In both cases the landowners (one being a company, the other being a private individual) failed to make the regular levies payments charged by the HOA and were later declared insolvent. In both instances, the landowners had bonded their properties to financial institutions, which financial institutions had in turn obtained judgments against the insolvents and sought to limit their losses through sales in execution of the properties. Upon conclusion of the individual sale of property agreements with third parties, the liquidators approached the respective HOAs for a clearance certificate, for purposes of giving effect to transfer. The HOAs refused to provide such certificates until such time as the arrear levies were settled.

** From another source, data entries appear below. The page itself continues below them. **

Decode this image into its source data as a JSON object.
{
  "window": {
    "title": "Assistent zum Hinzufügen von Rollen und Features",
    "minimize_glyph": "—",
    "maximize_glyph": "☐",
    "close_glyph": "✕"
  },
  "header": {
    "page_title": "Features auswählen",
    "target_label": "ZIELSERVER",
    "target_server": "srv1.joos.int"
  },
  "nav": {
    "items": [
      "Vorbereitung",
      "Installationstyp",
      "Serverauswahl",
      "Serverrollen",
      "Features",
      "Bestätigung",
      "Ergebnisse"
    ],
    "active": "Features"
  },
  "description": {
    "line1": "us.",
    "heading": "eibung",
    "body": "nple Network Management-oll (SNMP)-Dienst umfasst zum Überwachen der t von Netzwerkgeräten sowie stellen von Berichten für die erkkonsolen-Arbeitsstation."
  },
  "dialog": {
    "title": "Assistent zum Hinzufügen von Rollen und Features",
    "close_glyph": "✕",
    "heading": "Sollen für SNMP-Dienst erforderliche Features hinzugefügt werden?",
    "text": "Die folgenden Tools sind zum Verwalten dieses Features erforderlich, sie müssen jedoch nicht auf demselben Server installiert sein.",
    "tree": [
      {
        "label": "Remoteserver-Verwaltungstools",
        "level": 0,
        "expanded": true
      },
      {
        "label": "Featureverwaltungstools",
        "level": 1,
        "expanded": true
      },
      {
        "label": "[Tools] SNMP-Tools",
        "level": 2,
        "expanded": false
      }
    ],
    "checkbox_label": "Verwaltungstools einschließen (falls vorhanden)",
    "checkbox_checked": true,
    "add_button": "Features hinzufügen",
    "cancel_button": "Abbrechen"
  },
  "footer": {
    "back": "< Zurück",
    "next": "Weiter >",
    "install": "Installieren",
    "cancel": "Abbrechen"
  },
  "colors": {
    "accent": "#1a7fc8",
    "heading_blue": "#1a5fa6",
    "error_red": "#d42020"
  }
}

In arriving at its conclusion, the SCA considered the two questions posed above and held that ownership consists of a bundle of rights and competencies which includes the right to use and dispose of the property. The restrictive title deed conditions however took away from the owner's dominium by restricting the right to dispose of the property freely, thus subtracting from the dominium of the land. Furthermore, the court held that, given that the ownership of the property was subject to landowners agreeing to the HOA rules, and the creation of the restrictive title deed conditions, there was a clear intent for the restrictive conditions to be binding on all.

The court further dismissed the argument proposed by the liquidators that the stance adopted by the HOA to not issue a clearance certificate prejudiced the balance of the creditors, particularly the rights of the bondholders, who were secured creditors. The SCA reasoned that sequestration may not be ordered unless it is shown to be advantageous to the creditors. Given that the role of the HOA is similar to those of municipalities in terms of the Local Government: Municipal Systems Act, No 32 of 2000 or a body corporate in terms of section 15B(3)(a)(i)(aa) of the Sectional Titles Act, No 95 of 1986, the court held that there is 'no basis' to deprive the HOA from the protection afforded to municipalities and body corporates.

Apart from providing certainty in respect of the rights of the HOA, the above cases have wide reaching consequences which are noteworthy, namely:

  • HOAs now enjoy the same level of protection afforded to municipalities and body corporates in respect of outstanding debts and may withhold clearance certificates until such time that the arrear levies have been paid;
  • Liquidators are bound by the restrictive conditions imposed for the benefit of HOAs and will have to factor in these costs when negotiating the sale of immovable property in an insolvent estate; and
  • Bondholders should be mindful of the rights of HOAs when seeking an order for the sale in execution of properties.

The content of this article is intended to provide a general guide to the subject matter. Specialist advice should be sought about your specific circumstances.